I am going to have to write an email with something in it.I am going to have to drive this car off a cliff.

welshrarebitontheside · 19/05/2016 21:23

Thats what I feel like how bad. Well when i have strong ending the relationship feelings. Right now I'm extremely confused. Struggling with the torture of indecision. Any one else feel like this.

HowBadIsThisPlease · 19/05/2016 21:33

The thing is, if he would / could be the person he thinks he is, it would be ok. I feel stupidly like ... what if I could tell him what I need / want, what if he could do it....? but of course he won't listen or change so I am just being stupid to think like that.

I have been in a sort of cloud cuckoo land of relief for the past 2 weeks and just enjoying pottering about without him, the reality is starting to sink in now.

I don't feel strong enough to take charge. I have never been able to get him to listen to me about anything when we were together and now it falls to me to lever this whole thing into the next phase, and he isn't going to listen to me now either. But I have to do it anyway.

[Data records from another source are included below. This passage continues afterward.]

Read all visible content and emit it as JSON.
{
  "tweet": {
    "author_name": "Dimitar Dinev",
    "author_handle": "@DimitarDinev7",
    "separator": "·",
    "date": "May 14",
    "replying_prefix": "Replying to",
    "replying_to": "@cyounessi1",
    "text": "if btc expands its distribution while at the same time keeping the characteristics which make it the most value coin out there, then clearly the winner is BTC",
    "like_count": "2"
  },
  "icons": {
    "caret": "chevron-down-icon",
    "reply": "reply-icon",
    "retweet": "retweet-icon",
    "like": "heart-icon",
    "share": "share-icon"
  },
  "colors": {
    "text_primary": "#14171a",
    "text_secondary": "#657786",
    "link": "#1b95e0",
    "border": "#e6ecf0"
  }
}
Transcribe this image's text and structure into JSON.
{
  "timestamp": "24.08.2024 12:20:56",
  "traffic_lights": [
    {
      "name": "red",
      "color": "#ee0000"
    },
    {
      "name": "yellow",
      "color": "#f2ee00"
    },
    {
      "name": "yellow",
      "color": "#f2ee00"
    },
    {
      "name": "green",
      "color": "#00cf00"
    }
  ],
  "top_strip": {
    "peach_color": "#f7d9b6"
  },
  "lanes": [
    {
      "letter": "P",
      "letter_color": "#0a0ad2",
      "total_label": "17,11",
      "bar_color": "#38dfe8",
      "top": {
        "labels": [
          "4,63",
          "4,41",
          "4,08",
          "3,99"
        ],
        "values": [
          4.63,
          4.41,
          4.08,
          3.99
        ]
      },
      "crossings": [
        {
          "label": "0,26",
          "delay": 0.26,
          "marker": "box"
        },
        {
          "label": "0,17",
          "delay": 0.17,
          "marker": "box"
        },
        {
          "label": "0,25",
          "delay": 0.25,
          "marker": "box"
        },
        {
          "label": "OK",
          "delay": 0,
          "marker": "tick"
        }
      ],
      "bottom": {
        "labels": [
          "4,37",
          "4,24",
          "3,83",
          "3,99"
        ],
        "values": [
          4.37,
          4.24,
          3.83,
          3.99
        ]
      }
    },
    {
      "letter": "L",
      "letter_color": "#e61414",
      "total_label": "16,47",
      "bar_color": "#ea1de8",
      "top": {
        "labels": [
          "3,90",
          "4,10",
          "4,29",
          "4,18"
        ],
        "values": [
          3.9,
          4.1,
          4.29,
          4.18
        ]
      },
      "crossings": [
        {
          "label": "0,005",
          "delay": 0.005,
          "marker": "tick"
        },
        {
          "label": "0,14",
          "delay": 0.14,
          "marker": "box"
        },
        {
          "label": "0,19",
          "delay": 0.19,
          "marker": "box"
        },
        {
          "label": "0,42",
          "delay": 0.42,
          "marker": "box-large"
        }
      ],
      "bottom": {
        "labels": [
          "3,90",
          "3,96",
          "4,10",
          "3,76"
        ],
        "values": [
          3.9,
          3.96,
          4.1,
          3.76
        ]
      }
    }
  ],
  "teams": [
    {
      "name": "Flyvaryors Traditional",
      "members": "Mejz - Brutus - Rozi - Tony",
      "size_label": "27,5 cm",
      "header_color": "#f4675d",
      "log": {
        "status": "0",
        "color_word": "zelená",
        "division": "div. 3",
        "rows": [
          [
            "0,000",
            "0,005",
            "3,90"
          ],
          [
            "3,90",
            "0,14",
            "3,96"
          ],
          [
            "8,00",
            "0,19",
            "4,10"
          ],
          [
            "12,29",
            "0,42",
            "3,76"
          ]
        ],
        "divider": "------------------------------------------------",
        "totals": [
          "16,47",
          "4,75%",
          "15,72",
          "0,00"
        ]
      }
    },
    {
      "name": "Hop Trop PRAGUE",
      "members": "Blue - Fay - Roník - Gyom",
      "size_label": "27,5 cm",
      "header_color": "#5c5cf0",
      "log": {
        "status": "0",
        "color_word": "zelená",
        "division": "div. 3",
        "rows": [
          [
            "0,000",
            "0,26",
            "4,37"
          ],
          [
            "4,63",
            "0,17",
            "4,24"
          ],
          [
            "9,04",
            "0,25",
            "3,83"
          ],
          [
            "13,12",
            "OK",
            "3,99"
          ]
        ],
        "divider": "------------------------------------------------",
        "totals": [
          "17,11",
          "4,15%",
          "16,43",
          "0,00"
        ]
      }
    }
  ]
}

IronNeonClasp · 20/05/2016 07:41

Yes Welsh - the indecision is torture :(

All0vertheplace · 20/05/2016 09:05

The indecision is really hurting me too. Physical symptoms, stomach churning all the time. I think it fades during the day but like a cold or flu it's at its worst last thing at night and first thing in the morning. The words "Oh no" just keep bubbling up in my mind as I roll around trying to go to sleep or avoid waking up.